Conversations about race in America are our third rail. It trips us all up. Whoopi Goldberg proved that last week on the television talk show "The View" during a conversation about a Tennessee school district banning "Maus," a graphic novel about the Holocaust, from its curriculum.
In her rebuke, Goldberg empathically stated the Holocaust was "not about race." She described the Holocaust as a form of sectarian violence when she said, "These are two white groups of people."
Later that evening, in what was supposed to be Goldberg's public mea culpa moment, she further tripped herself up in the controversy by doubling down on her premise.
"As a Black person, I think of race as being something that I can see. So, I see you, and I know what race you are," Goldberg said during an appearance on "The Late Show with Stephen Colbert."
Goldberg's faux pas — which itself occurred during a discussion about education — should have evolved into a prime teaching moment for America to have a robust conversation about the relationships between antisemitism, racism and whiteness.
Race is a social construct and not a biological fact. However, the deleterious effects of America's dominant Black/white racial paradigm exclude other racial groups whose skin color and phenotype complicate the racist model.

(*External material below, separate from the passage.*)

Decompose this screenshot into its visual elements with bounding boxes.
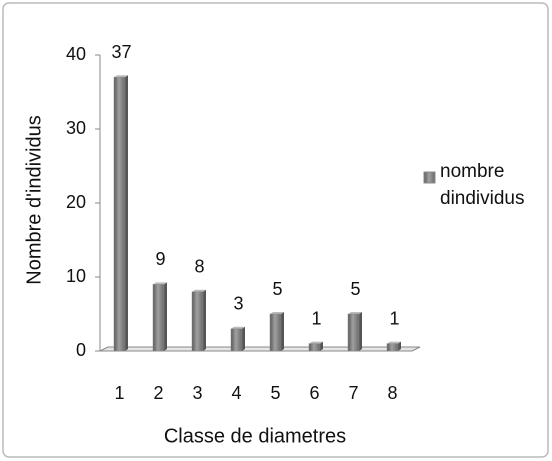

On "The Late Show with Stephen Colbert," Goldberg further expounded that Jews are white and the Holocaust was "white on white" genocide. She illustrated a hypothetical situation in which white supremacists would be able to spot her visibly, but not a Jewish friend.
"If the Klan is coming down the street … I'm gonna run. But if my friend decides not to run, they'll get passed by most times, because you can't tell who's Jewish," Goldberg said. "It's not something that people say, 'Oh that person is Jewish.'"
The actor lauds herself as a friend to the Jewish community because of her friendships, associations and stage name. However, one's allyship to a marginalized community doesn't mean it should go unchecked. Since this controversy, many are now querying Whoopi's appropriating a Jewish-sounding name.
Goldberg is an African American woman with no Jewish ancestry. She was born with the name Caryn Elaine Johnson and later adopted Whoopi Goldberg as her stage name because she identifies with Judaism. She told a London audience in 2011: "I just know I am Jewish. I practice nothing. I don't go to temple, but I do remember the holidays."
Would this be reverse, many African Americans would want Whoopi to explain further.
While it is true that most Jews in America are Ashkenazic and predominately white-skinned, how we view race today in America is very different than how it was viewed in Europe during the Holocaust. As a matter of fact, America's racial caste system informed Nazi Germany. Both white America and Nazi Germany wanted to maintain racial purity. America's system of Jim Crow laws on anti-miscegenation criminalizing sex and marriage between blacks and whites laid the legal groundwork for banning Jewish and Aryan marriages, which the Nazis called "rassenschande," which translates to "race defilement." The Nuremberg Laws — the Reich Citizenship Law and the Law for the Protection of German Blood and German Honor — were racist, antisemitic and separated Jews from society.
While it is also true that many European Jews have white skin like their oppressors, 92% of American Jews describe themselves as white, according to a recent May 2021 Pew Research Center Poll. From an American perspective on race, white as a racial category erases racial differences and the struggles of European immigrants like Hungarians, Italians, Irish, Greeks, etc. Noel Ignatiev's book "How the Irish Became White" illustrates how an oppressed group became part of a white racial class.
White privilege that America confers to white-skinned people obscures and complicates how some whites are harmed by an economic system that disempowers them and their support of public policies against the best interests of most people, including most whites.
The topic of race continues to be a messy one in this country. If Americans didn't know the Holocaust was about race, they do now.
I believe Goldberg's heartfelt apology and agree that she should be suspended from the show to reflect. Her confusion is ours, too. But sometimes, an apology is not enough. We must inform our thinking and change our actions.
The Rev. Irene Monroe is a syndicated religion columnist, the Boston voice for Detour’s African American Heritage Trail and a visiting researcher in the Religion and Conflict Transformation Program at Boston University School of Theology. Together with the Rev. Emmett G. Price III, she hosts the All Rev’d Up podcast produced by GBH.